In weitgehender Übereinstimmung mit den Ergebnissen aus Studie 1 wiesen Kinder mit hohem Tauben-Temperament unter unterstützenden Familienbedingungen ein geringeres Maß an sozialen und emotionalen Problemen auf, während sie unter ungünstigen Bedingungen größere soziale und emotionale Schwierigkeiten hatten.

Die Ergebnisse waren auch unter Berücksichtigung der Rolle anderer Temperamentmerkmale konsistent.

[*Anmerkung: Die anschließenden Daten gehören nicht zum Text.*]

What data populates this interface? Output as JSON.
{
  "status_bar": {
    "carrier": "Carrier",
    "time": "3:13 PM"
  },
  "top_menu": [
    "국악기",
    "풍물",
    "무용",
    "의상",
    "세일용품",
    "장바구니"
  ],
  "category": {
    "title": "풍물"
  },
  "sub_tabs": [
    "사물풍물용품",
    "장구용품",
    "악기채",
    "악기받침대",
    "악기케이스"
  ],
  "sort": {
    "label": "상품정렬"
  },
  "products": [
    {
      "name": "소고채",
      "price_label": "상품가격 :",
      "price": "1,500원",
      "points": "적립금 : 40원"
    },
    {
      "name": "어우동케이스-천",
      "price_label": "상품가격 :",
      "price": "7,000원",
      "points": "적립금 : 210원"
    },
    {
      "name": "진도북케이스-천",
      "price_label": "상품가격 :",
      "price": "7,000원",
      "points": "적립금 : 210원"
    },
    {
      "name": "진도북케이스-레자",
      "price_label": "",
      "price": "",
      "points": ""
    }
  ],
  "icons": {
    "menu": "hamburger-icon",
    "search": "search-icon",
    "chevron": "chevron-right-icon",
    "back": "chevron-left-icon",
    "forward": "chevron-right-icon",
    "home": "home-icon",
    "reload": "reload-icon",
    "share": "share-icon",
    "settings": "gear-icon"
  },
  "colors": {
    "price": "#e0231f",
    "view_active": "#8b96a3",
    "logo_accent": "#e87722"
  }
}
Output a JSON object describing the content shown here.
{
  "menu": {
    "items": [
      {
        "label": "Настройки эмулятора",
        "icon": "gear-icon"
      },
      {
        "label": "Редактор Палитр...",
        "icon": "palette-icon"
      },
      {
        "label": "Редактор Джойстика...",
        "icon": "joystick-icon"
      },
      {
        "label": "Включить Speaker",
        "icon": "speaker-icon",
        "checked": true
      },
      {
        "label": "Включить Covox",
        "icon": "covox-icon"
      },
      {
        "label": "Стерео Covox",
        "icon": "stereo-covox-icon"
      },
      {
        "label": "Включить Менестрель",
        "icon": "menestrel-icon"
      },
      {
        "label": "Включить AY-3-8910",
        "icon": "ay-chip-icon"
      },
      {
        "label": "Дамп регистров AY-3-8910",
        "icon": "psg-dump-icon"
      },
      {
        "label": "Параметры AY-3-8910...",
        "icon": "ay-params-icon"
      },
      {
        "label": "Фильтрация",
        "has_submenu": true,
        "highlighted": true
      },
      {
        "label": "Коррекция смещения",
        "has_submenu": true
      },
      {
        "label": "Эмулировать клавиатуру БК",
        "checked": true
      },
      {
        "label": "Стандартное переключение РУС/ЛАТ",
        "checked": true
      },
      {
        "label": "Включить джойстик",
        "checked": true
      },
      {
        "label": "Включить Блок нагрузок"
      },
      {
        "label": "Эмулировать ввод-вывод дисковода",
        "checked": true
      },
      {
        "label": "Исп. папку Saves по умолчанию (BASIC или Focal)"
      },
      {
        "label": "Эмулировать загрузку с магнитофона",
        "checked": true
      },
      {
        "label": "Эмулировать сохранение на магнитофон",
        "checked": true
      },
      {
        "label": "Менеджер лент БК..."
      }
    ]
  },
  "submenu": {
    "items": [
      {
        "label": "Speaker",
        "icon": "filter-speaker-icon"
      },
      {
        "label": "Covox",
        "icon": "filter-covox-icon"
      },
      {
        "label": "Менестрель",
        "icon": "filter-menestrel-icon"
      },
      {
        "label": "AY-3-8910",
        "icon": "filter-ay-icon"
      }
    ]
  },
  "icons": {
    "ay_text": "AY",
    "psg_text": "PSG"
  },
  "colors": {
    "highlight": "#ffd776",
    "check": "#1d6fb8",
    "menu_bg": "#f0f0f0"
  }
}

Allgemeine Schlussfolgerungen und Implikationen

In Übereinstimmung mit der Theorie der differentiellen Anfälligkeit [1] zeigten Kinder mit einem hohen Tauben-Temperament deutlich schlechtere Ergebnisse, wenn sie ungünstigeren familiären Bedingungen ausgesetzt waren, aber auch signifikant bessere Ergebnisse unter förderlichen familiären Umständen.

Obwohl dieses Temperamentsmuster in manchen Situationen mit selektiven Kosten verbunden sein kann, bietet es in manchen Sozialisierungskontexten auch Vorteile.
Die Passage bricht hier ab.